[Math] Feature scaling’s effect on gradient descent

Question

In Andrew Ng's machine learning class, he mentioned feature scaling will make gradient descent goes faster.

https://www.coursera.org/learn/machine-learning/supplement/CTA0D/gradient-descent-in-practice-i-feature-scaling

Specifically:

We can speed up gradient descent by having each of our input values in
roughly the same range. This is because θ will descend quickly on
small ranges and slowly on large ranges, and so will oscillate
inefficiently down to the optimum when the variables are very uneven.

Why it would work?

Answer 1

The gradient descend uses one fixed learning rate for all $\theta$'s, so we need to choose the value based on the input value having the smallest range. Otherwise the gradient descent might not converge for that small range. Now with that small learning rate it takes ages for the large range to converge.
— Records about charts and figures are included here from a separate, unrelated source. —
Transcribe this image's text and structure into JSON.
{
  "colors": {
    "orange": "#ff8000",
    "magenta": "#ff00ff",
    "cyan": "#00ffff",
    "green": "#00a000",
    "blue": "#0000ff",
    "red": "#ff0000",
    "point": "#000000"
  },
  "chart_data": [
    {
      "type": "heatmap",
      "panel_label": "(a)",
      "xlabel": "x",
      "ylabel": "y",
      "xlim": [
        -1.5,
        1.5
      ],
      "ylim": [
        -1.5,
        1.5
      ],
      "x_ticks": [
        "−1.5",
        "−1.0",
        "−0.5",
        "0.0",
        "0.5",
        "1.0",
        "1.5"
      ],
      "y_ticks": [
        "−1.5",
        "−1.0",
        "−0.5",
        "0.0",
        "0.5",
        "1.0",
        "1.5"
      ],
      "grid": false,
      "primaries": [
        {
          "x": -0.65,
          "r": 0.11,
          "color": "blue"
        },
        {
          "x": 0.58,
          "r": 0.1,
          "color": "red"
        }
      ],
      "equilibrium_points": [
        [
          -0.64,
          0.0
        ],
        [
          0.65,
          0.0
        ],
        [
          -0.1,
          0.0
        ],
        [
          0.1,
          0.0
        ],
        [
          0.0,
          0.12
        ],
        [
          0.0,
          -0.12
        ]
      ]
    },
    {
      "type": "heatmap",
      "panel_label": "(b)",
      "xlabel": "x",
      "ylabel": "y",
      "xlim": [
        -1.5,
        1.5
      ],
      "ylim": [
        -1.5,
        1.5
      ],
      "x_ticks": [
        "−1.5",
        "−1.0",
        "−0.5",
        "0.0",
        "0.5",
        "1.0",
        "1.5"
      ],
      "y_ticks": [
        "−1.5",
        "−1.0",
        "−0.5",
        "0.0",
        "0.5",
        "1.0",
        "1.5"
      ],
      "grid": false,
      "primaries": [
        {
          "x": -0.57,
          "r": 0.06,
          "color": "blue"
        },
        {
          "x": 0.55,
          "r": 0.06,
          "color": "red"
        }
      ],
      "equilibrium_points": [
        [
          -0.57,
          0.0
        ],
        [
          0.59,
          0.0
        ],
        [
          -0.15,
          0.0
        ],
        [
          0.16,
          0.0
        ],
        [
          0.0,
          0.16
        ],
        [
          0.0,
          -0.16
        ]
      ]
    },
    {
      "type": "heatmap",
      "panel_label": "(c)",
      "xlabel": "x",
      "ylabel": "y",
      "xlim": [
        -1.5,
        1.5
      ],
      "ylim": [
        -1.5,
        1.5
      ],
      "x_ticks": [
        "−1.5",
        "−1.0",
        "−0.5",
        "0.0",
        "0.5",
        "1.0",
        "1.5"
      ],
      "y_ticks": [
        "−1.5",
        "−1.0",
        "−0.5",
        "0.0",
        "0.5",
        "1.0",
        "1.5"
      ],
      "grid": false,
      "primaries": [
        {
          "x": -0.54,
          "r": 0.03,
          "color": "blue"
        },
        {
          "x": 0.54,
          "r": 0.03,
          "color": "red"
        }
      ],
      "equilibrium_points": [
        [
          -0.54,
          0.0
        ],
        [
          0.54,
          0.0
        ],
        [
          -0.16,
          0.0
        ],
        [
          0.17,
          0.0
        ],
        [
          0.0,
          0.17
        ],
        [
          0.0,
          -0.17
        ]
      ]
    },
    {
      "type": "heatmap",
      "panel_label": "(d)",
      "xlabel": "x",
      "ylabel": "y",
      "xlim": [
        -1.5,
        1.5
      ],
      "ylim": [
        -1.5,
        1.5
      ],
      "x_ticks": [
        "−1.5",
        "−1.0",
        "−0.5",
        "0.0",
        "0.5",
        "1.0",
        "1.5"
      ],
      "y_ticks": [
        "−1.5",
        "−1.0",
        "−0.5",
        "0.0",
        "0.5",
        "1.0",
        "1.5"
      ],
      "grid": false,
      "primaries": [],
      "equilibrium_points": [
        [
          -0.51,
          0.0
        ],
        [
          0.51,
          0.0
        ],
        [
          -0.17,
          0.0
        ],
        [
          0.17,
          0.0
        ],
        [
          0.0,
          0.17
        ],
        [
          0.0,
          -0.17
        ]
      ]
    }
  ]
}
There is also good explanation in Quora

Essentially, scaling the inputs (through mean normalization, or z-score) gives the error surface a more spherical shape, where it would otherwise be a very high curvature ellipse. Since gradient descent is curvature-ignorant, having an error surface with high curvature will mean that we take many steps which aren't necessarily in the optimal direction. When we scale the inputs, we reduce the curvature, which makes methods that ignore curvature (like gradient descent) work much better. When the error surface is circular (spherical), the gradient points right at the minimum, so learning is easy.